AI’s economic boost isn’t showing up in the US GDP, Goldman says that’s a $115 billion blind spot
Summary
Goldman Sachs analysts estimate that AI has lifted US economic activity by about $160 billion since 2022, roughly 0.7% of GDP. Yet official statistics only record around $45 billion of that gain — leaving an estimated $115 billion uncounted. The discrepancy stems from how the US Bureau of Economic Analysis treats high-performance semiconductors (AI chips) as intermediate inputs and subtracts imports, so much AI-related investment and intangible value creation isn’t fully captured in GDP figures. Goldman also flags roughly $75 billion in cloud-based model and enterprise AI development not being recorded as investment, while recent import frontloading ahead of tariffs further muddies investment data.
Key Points
- Goldman estimates AI added about $160bn to US economic activity since 2022, but only ~$45bn shows in GDP.
- Approximately $115bn of AI-driven growth is potentially uncounted due to GDP measurement methods.

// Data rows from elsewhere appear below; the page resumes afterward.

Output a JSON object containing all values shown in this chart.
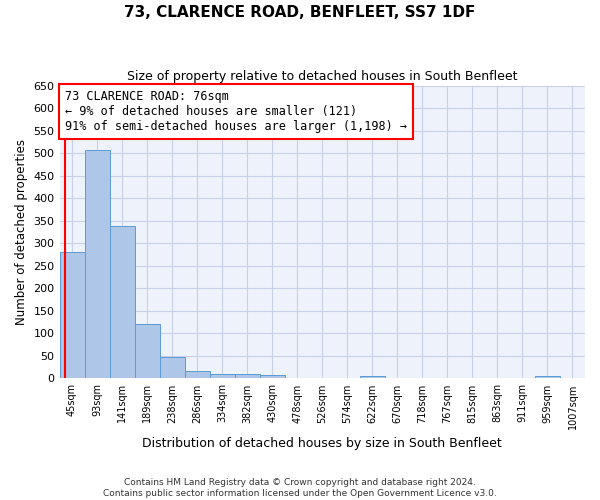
{
  "title": "73, CLARENCE ROAD, BENFLEET, SS7 1DF",
  "subtitle": "Size of property relative to detached houses in South Benfleet",
  "xlabel": "Distribution of detached houses by size in South Benfleet",
  "ylabel": "Number of detached properties",
  "footer_line1": "Contains HM Land Registry data © Crown copyright and database right 2024.",
  "footer_line2": "Contains public sector information licensed under the Open Government Licence v3.0.",
  "bar_labels": [
    "45sqm",
    "93sqm",
    "141sqm",
    "189sqm",
    "238sqm",
    "286sqm",
    "334sqm",
    "382sqm",
    "430sqm",
    "478sqm",
    "526sqm",
    "574sqm",
    "622sqm",
    "670sqm",
    "718sqm",
    "767sqm",
    "815sqm",
    "863sqm",
    "911sqm",
    "959sqm",
    "1007sqm"
  ],
  "bar_values": [
    280,
    507,
    338,
    120,
    47,
    16,
    10,
    10,
    7,
    0,
    0,
    0,
    6,
    0,
    0,
    0,
    0,
    0,
    0,
    6,
    0
  ],
  "bar_color": "#aec6e8",
  "bar_edge_color": "#5b9bd5",
  "ylim": [
    0,
    650
  ],
  "yticks": [
    0,
    50,
    100,
    150,
    200,
    250,
    300,
    350,
    400,
    450,
    500,
    550,
    600,
    650
  ],
  "annotation_line1": "73 CLARENCE ROAD: 76sqm",
  "annotation_line2": "← 9% of detached houses are smaller (121)",
  "annotation_line3": "91% of semi-detached houses are larger (1,198) →",
  "vline_x_index": -0.28,
  "background_color": "#eef2fa",
  "grid_color": "#c8d0e8"
}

- The BEA treats semiconductors as intermediate inputs, so chips used to build AI systems often aren’t captured as final investment.
- About $75bn spent on developing AI models and cloud enterprise solutions may be missing from investment statistics.
- Import frontloading ahead of tariffs and the subtraction of imports from GDP complicate the picture and can mask genuine AI investment trends.
- Companies frequently mention AI but rarely quantify its current impact on earnings, making corporate reporting an imperfect signal of macro effects.
Context and relevance
This matters because GDP is a central gauge for policymakers, investors and economists. If a sizeable chunk of AI-driven capital formation and intangible value is undercounted, decisions on interest rates, investment incentives and trade policy may be based on an incomplete picture. The finding also highlights a broader measurement challenge: rapid technological change — especially when it relies on specialised imported hardware and creates intangible assets — can outpace statistical methods designed for older production models.
Why should I read this?
Because if you care about where the economy actually is (rather than what the headline numbers say), this is a neat wake-up call. Goldman reckons there’s a $115bn slice of AI value hiding from GDP — that could shift how you think about growth, investment and policy. It’s short, sharp and changes the way you read the official data.
Author’s take
Punchy and important: this isn’t just an academic quibble. The way statisticians classify chips and cloud work has real consequences for how the AI boom appears (or disappears) in the numbers. If you work in finance, policy or tech strategy, read the detail — it could change forecasts and planning assumptions.